Le désert est le cadre de cette œuvre, un lieu proche de l’artiste vivant à l’ouest des USA, un espace qu’il aime à traverser. C’est surtout le cadre des mirages autour desquels il a conçu de nombreuses œuvres. D’où sa phrase : « Les mirages sont à peu près les choses les plus réelles parmi les choses irréelles qui existent. » La spécificité de « Passage into Night » tient « aux qualités optiques de l’atmosphère qui éliminent les repères et assimilent dans une même vibration la femme et le désert dans lequel elle avance. » Mais quand la femme s’approche, le désert disparaît ; subsiste le bleu profond de son vêtement. Le désert est aussi la référence de très nombreux textes bibliques, une justification supplémentaire pour accrocher cette œuvre dans une église ; il y a de l’universel dans ces vastes territoires, comme espaces toujours actuels de découverte de soi, croyant ou non.

Bill Viola donne son interprétation : « En regardant, en fixant cette femme s’avancer vers nous, s’approcher au plus proche, l’énigme persiste et c‘est l’histoire de l’humanité qui marche vers nous. » Comme dans ses autres vidéos, tout est ouvert pour l’artiste qui évolue aux confins de nombreuses spiritualités occidentales, orientales, peuples premiers. Il propose de faire l’expérience de mystères fondamentaux[4], ceux de la métaphysique. Son exposition de 2014 était d’ailleurs scandée par trois questions : Qui suis-je ? Où suis-je ? Où vais-je ?

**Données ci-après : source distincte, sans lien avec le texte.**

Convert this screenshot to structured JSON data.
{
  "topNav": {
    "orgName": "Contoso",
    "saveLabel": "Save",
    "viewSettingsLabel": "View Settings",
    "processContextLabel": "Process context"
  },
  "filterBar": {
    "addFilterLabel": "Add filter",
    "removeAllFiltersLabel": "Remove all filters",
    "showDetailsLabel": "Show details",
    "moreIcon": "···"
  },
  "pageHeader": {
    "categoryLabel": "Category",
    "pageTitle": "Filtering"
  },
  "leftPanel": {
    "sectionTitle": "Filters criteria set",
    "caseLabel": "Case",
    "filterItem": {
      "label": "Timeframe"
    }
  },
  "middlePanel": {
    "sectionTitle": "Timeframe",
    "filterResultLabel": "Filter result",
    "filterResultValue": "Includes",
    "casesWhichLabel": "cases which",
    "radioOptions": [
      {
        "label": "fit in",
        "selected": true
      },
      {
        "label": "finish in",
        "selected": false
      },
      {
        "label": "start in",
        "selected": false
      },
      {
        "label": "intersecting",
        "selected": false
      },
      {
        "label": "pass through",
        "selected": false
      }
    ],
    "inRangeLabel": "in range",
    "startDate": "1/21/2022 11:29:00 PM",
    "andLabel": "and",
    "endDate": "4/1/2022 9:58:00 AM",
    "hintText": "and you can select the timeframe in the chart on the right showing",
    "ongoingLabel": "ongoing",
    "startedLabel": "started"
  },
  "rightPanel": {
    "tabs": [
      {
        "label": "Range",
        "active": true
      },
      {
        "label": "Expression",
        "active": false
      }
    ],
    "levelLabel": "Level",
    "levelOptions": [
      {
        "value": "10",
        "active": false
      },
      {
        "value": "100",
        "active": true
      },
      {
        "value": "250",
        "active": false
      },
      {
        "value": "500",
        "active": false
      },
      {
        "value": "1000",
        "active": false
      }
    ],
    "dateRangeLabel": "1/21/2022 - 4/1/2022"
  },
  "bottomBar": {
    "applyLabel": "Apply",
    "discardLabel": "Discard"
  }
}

Parce qu’elle exige de se poser, cette œuvre est à expérimenter autant qu’à admirer.

Copyright : Bill Viola. Passage Into Night, 2005. Color High definition video on plasma display mounted on wall. 50min. 14sec. 121 × 72,5 cm (écran plasma). Pinault Collection
© Bill Viola Studios

Merci à l’Agence de communication Claudine Colin.

Qu’en déduire pour Saint-Merry ?

La présence de cette vidéo en ce lieu précis permet de reposer quelques questions ayant une actualité certaine.

Exposition d’été 2020 à Saint-Merry. Après-After

• Il y a 45 ans, quand le centre de Paris était en pleine transformation avec le départ des Halles et l’érection d’un centre  artistique totalement innovant, Saint-Eustache et Saint-Merry faisaient partie de la même entité, le Centre Pastoral Halles-Beaubourg, à qui a été confiée une mission commune : être présent dans la modernité et notamment le champ de la culture. Chaque église, de facto indépendante, l’a interprétée à sa manière et a façonné son modèle. Saint-Eustache souvent dominé par les relations institutionnelles et le rapport aux « grands » artistes, Saint-Merry évoluant autour d’une démarche mobilisant sa communauté et s’ouvrant à de jeunes artistes hors galerie, la sensibilité du curé et les impulsions qu’il donnait jouaient cependant un rôle important. Les deux modèles, qui n’ont jamais fait l’objet de réflexion commune, ont leur valeur et ont participé à l’ouverture de l’Eglise de Paris à la modernité. La culture contemporaine dans des espaces cultuels a été reconnue et a été porteuse de dynamiques pastorales fécondes. La décision de l’archevêque de Paris début 2021 a rompu cette intéressante complémentarité, stimulante auprès des milieux artistiques dans une société en déchristianisation inexorable. Le modèle de Saint-Merry est en suspens. 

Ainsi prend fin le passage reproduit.